We are born with only one obligation – to be completely who we are. Yet how much of our time is spent comparing ourselves to others, dead and alive? This is encouraged as necessary in the pursuit of excellence. Yet a flower in its excellence does not yearn to be a fish, and a fish in its unmanaged elegance does not long to be a tiger. But we humans find ourselves always falling into the dream of another life. Or we secretly aspire to the fortune or fame of people we don’t really know. When feeling badly about ourselves, we often try on other skins rather than understand and care for our own. Yet when we compare ourselves to others, we see neither ourselves nor those we look up to. We only experience the tension of comparing, as if there is only one ounce of being to feed all our hungers.
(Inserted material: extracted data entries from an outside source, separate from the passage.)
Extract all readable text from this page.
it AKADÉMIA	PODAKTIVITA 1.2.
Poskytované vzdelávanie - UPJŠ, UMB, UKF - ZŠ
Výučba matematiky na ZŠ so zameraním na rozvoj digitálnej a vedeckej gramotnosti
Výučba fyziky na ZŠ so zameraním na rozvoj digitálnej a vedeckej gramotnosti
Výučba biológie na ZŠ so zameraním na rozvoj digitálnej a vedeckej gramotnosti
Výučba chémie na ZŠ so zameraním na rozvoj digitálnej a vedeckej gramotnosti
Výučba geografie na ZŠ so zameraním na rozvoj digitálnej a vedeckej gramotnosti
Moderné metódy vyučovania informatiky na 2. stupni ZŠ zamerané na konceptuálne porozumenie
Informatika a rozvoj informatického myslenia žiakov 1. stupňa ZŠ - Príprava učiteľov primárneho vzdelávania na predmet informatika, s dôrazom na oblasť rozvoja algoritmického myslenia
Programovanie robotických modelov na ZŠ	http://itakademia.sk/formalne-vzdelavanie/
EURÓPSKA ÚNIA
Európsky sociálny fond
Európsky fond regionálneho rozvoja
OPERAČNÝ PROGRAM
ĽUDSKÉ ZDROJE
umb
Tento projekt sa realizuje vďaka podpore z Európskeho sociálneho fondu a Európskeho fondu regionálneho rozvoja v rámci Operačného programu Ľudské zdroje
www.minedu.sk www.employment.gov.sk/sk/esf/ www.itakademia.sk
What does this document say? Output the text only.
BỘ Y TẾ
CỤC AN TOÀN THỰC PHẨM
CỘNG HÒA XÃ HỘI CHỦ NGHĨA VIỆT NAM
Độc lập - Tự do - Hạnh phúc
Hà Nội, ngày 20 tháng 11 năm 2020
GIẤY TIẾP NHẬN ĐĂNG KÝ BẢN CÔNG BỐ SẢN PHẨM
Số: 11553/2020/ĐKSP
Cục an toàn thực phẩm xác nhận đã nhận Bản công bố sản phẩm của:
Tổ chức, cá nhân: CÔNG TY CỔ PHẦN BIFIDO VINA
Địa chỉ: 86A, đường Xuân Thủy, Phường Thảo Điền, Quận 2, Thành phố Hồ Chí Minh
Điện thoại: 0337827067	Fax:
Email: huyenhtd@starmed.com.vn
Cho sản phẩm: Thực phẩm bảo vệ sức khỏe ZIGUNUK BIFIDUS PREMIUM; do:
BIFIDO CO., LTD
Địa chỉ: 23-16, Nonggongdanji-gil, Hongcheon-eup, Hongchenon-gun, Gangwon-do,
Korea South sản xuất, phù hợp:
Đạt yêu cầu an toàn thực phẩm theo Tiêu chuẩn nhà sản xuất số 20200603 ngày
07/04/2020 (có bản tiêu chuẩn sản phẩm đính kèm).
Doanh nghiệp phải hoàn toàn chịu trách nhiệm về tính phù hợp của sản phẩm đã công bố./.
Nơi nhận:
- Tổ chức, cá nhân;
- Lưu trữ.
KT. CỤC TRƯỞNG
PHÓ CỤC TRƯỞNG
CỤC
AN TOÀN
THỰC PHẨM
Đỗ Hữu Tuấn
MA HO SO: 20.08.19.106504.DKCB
Our practice throughout our lifetime is just this: At any given time we have a rigid viewpoint or stance about life; it includes some things, it excludes others. We may stick with it for a long time, but if we are sincerely practicing our practice itself will shake up that viewpoint; we can’t maintain it. As we begin to question our viewpoint we may feel upset, as we try to come to terms with this new insight into our life; and for a long time we may deny it and struggle against it. That’s part of practice. Finally we become willing to experience our suffering instead of fighting it. When we do so our standpoint, our vision of life, abruptly shifts. Then once again, with our new viewpoint, we go along for a while – until the cycle begins anew. Once again the unease comes up. And we have to struggle, to go through it again. Each time we do this – each time we go into the suffering and let it be – our vision of life enlarges. It’s like climbing a mountain. At each point that we ascend we see more; and that becomes broader with each cycle of climbing… And the more we see, the more expansive our vision, the more we know what to do.